Structural Order of Water Molecules around Hydrophobic Solutes: Length-Scale Dependence and Solute-Solvent Coupling

It has been suggested that the structure and thermodynamics of the water molecules in the hydration layer of simple hydrophobic solutes undergo an order disorder transition around a nanometer length-scale of the solute size. Using extensive atomistic molecular dynamics (MD) and replica exchange molecular dynamics (REMD) simulation studies, we have probed this order disorder transition around model hydrophobic solutes of varying size and shape (spherical, planar, and linear), as well as flexible hydrophobic homopolymer chains (n-alkanes), where the conformational fluctuations are likely to create both spatial and temporal heterogeneity on the solvent accessible surface. We have explored the structural response of the water molecules in the hydration shell due to the local variations of the length-scale (or curvature) upon hydrophobic collapse and/or local conformational changes of these polymers.
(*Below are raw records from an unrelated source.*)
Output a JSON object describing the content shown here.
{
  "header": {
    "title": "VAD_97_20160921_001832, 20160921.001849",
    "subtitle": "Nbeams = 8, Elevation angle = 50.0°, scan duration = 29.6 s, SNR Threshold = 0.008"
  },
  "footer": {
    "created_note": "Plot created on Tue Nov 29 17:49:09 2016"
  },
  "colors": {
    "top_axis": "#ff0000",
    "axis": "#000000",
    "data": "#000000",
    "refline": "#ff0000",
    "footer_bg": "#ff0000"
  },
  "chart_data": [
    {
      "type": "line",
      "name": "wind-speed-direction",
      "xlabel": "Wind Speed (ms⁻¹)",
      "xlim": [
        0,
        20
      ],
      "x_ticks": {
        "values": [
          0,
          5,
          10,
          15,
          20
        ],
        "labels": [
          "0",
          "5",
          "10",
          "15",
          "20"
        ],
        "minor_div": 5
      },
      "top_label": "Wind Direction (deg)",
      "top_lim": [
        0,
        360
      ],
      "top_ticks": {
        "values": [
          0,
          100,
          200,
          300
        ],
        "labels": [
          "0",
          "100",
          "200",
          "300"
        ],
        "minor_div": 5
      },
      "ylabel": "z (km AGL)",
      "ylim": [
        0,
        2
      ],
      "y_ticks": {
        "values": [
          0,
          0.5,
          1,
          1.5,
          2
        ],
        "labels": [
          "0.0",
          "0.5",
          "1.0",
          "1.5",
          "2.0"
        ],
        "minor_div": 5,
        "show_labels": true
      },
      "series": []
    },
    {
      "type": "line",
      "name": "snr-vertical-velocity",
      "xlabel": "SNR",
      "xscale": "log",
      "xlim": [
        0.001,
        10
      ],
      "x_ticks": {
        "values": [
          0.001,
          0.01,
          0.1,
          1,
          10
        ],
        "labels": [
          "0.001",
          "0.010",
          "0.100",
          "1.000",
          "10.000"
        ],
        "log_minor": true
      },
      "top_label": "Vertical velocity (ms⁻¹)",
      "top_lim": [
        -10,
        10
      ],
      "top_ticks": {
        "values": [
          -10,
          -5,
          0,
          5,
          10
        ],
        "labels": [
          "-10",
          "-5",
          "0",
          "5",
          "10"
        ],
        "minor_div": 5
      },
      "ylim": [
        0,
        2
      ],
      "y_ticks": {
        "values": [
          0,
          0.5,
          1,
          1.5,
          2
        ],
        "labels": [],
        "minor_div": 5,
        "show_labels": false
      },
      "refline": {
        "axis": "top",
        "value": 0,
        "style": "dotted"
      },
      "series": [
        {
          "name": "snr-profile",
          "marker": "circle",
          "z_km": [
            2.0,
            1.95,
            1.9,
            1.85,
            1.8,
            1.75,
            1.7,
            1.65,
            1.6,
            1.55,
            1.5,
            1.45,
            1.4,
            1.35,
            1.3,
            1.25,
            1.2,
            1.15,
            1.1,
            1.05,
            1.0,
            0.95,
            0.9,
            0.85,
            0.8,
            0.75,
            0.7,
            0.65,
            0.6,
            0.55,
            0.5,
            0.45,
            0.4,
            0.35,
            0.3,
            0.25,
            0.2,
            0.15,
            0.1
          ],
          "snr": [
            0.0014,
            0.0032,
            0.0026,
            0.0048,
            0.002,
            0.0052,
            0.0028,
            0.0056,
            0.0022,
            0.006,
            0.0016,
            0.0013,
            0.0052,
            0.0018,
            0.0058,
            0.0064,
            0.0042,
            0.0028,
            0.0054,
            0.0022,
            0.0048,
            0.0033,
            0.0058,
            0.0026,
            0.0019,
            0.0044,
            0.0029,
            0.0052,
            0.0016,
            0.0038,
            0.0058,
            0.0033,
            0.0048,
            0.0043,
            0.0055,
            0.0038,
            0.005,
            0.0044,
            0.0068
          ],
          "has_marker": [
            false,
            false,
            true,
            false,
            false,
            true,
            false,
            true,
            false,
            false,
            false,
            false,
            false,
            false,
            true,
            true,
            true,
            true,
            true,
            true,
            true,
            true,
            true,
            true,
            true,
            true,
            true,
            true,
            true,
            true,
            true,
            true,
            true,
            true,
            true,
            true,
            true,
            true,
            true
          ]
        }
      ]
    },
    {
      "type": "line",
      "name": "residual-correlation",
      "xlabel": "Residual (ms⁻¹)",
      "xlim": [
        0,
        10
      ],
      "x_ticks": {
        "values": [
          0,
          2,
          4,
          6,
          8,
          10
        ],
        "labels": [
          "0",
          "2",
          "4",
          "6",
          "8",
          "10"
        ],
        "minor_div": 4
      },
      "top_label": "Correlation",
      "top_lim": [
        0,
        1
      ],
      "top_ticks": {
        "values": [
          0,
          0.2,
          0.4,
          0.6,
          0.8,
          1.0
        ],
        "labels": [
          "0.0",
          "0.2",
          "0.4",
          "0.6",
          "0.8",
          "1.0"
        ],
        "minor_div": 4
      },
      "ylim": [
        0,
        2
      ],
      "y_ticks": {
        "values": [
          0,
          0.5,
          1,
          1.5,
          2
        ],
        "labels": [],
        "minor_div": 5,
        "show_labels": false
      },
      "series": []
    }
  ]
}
We have shown that the tetrahedral order of the water molecules in the hydration shell is practically independent of the polymer size in the extended state of the polymer due to the availability of a subnanometer cross-sectional length-scale, allowing the water molecules to form hydrogen bonds around the polymer chain. Beyond a certain length of the polymer chains, the collapsed states (associated with larger solute length-scale) start to induce disorder in the surface water molecules. We demonstrate that the local structure (both local number density and tetrahedral order) of the hydration layer is dynamically coupled to the local topology of the polymer. Thus, we envisage that in a flexible (bio)polymer, the hydration shell properties will be sensitive to the local conformational state of the molecule (both spatially and temporally), and the overall observed water structure and dynamics will be dependent on the topological/chemical heterogeneity, and the time-scale of fluctuations in the local curvature (length-scale) of the solvent accessible surface. Moreover, we have demonstrated the direct coupling between the local density fluctuations of water and the local hydrophobic collapse of the polymer. For the extended state of the polymer, the local solvent density fluctuation is practically independent of the solute coordinate (length-scale), and the hydrophobic collapse of the polymer is prompted by a local dewetting process induced by these fluctuations.